Granted its unconditional freedom, how does the mind best arrange itself? Even if we set aside moral considerations for a moment, it is naive to accept that all thoughts have equal claim to our attention. Both the educated and the uneducated mind are undemocratic, because our desires exist in disproportion, and where desire exists, thought and action bend their dual course. The oinophile gives more thought to the right conditions of his cellar for storing wine than he does to making room in it for a water purification system, simply because water purification is a subject in which he has scant interest. If someone is sitting with the other front row fanatics at a Nascar race, chances are his thoughts are not equally fixed both on the spectacle in front of him and on the latest Phillip Roth novel. His thoughts naturally follow the track of his greatest desire, which is in this case a circular one. Every mind selects its own aristocracy, except in cases of insanity. Madness is anarchy, every bit as much as Anarchy is Mad. And as with anarchy, madness ends with the most violent nerve ending making a tyrant of itself and imprisoning the mind in the despotism of a single thought.

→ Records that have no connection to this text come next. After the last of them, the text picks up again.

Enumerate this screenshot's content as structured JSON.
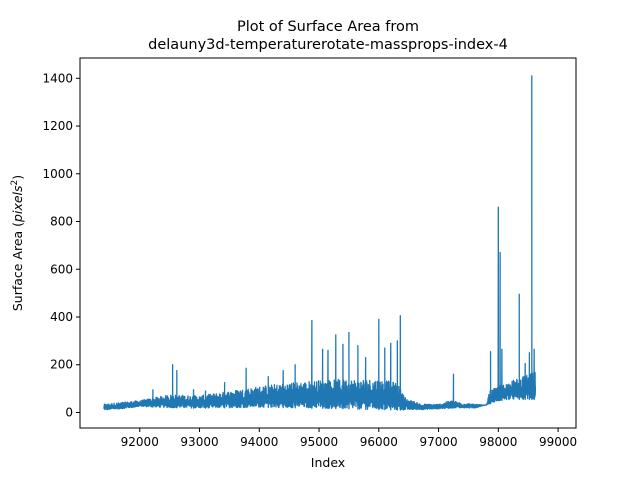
{
  "chart_data": {
    "type": "line",
    "title_line1": "Plot of Surface Area from",
    "title_line2": "delauny3d-temperaturerotate-massprops-index-4",
    "xlabel": "Index",
    "ylabel_prefix": "Surface Area (",
    "ylabel_unit": "pixels",
    "ylabel_exp": "2",
    "ylabel_suffix": ")",
    "xlim": [
      91000,
      99300
    ],
    "ylim": [
      -65,
      1485
    ],
    "xticks": [
      92000,
      93000,
      94000,
      95000,
      96000,
      97000,
      98000,
      99000
    ],
    "yticks": [
      0,
      200,
      400,
      600,
      800,
      1000,
      1200,
      1400
    ],
    "grid": false,
    "legend": "none",
    "colors": {
      "series": "#1f77b4",
      "axes": "#000000",
      "background": "#ffffff"
    },
    "series": [
      {
        "color": "#1f77b4",
        "x_range": [
          91400,
          98620
        ],
        "baseline": [
          [
            91400,
            10
          ],
          [
            91800,
            18
          ],
          [
            92000,
            25
          ],
          [
            92300,
            22
          ],
          [
            92600,
            20
          ],
          [
            93000,
            18
          ],
          [
            93500,
            20
          ],
          [
            94000,
            22
          ],
          [
            94500,
            20
          ],
          [
            95000,
            18
          ],
          [
            95500,
            15
          ],
          [
            96000,
            12
          ],
          [
            96400,
            10
          ],
          [
            96700,
            12
          ],
          [
            97000,
            15
          ],
          [
            97300,
            20
          ],
          [
            97600,
            18
          ],
          [
            97900,
            40
          ],
          [
            98000,
            50
          ],
          [
            98300,
            55
          ],
          [
            98620,
            55
          ]
        ],
        "envelope": [
          [
            91400,
            35
          ],
          [
            91800,
            45
          ],
          [
            92000,
            50
          ],
          [
            92200,
            60
          ],
          [
            92500,
            75
          ],
          [
            93000,
            70
          ],
          [
            93500,
            90
          ],
          [
            94000,
            110
          ],
          [
            94500,
            125
          ],
          [
            95000,
            135
          ],
          [
            95500,
            140
          ],
          [
            96000,
            140
          ],
          [
            96300,
            125
          ],
          [
            96450,
            60
          ],
          [
            96700,
            35
          ],
          [
            97000,
            35
          ],
          [
            97200,
            50
          ],
          [
            97400,
            40
          ],
          [
            97800,
            30
          ],
          [
            97850,
            90
          ],
          [
            98000,
            110
          ],
          [
            98300,
            140
          ],
          [
            98620,
            170
          ]
        ],
        "spikes": [
          [
            92220,
            95
          ],
          [
            92550,
            200
          ],
          [
            92620,
            175
          ],
          [
            92900,
            95
          ],
          [
            93100,
            90
          ],
          [
            93420,
            125
          ],
          [
            93780,
            185
          ],
          [
            94150,
            150
          ],
          [
            94400,
            175
          ],
          [
            94600,
            200
          ],
          [
            94880,
            385
          ],
          [
            95060,
            265
          ],
          [
            95150,
            260
          ],
          [
            95280,
            325
          ],
          [
            95400,
            285
          ],
          [
            95500,
            335
          ],
          [
            95650,
            280
          ],
          [
            95780,
            230
          ],
          [
            96000,
            390
          ],
          [
            96100,
            270
          ],
          [
            96200,
            290
          ],
          [
            96310,
            300
          ],
          [
            96360,
            405
          ],
          [
            97250,
            160
          ],
          [
            97870,
            255
          ],
          [
            98000,
            860
          ],
          [
            98030,
            670
          ],
          [
            98060,
            265
          ],
          [
            98350,
            495
          ],
          [
            98450,
            205
          ],
          [
            98520,
            250
          ],
          [
            98560,
            1410
          ],
          [
            98600,
            265
          ]
        ]
      }
    ]
  }
}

Lunatics are nothing if not single minded.
It stands to reason that the mind that is careless of its government will end by abandoning itself to gross authorities, as is the case with many countries that falls into crisis. The Will selects the aristocracy of thought as Desire directs. From these thoughts the individual takes council, and their quality of government determine what principles take root in him. Here he must ensure that the aristocracy lives up to its title. Lack of dignity in thought can only produce lack of dignity in action.
No individual can keep company with the best class of anything by itself and still retain the wisdom of the serpent. We must live in the world, and the world offers unsightly things as well as beautiful, the profane mixed with the sacred. To turn the mind only to cultivated things, whether in the arts or sciences, is no more advisable a project than the Tower of Babel. Every thought should know its place in our conscience and say its piece there, and give way to the next in order. No proverb, however wise, can speak to the sum of human affairs, and no single pillar of wisdom can support the arches of a broad philosophy. The single councilors of our conscience guide us as far as their power permits, each giving place to the one above him, until all our councilors-all of our reasons- have spent their earthly powers, and the last falls silent. Then we in turn do likewise, and take in faith our seat beneath the throne of God.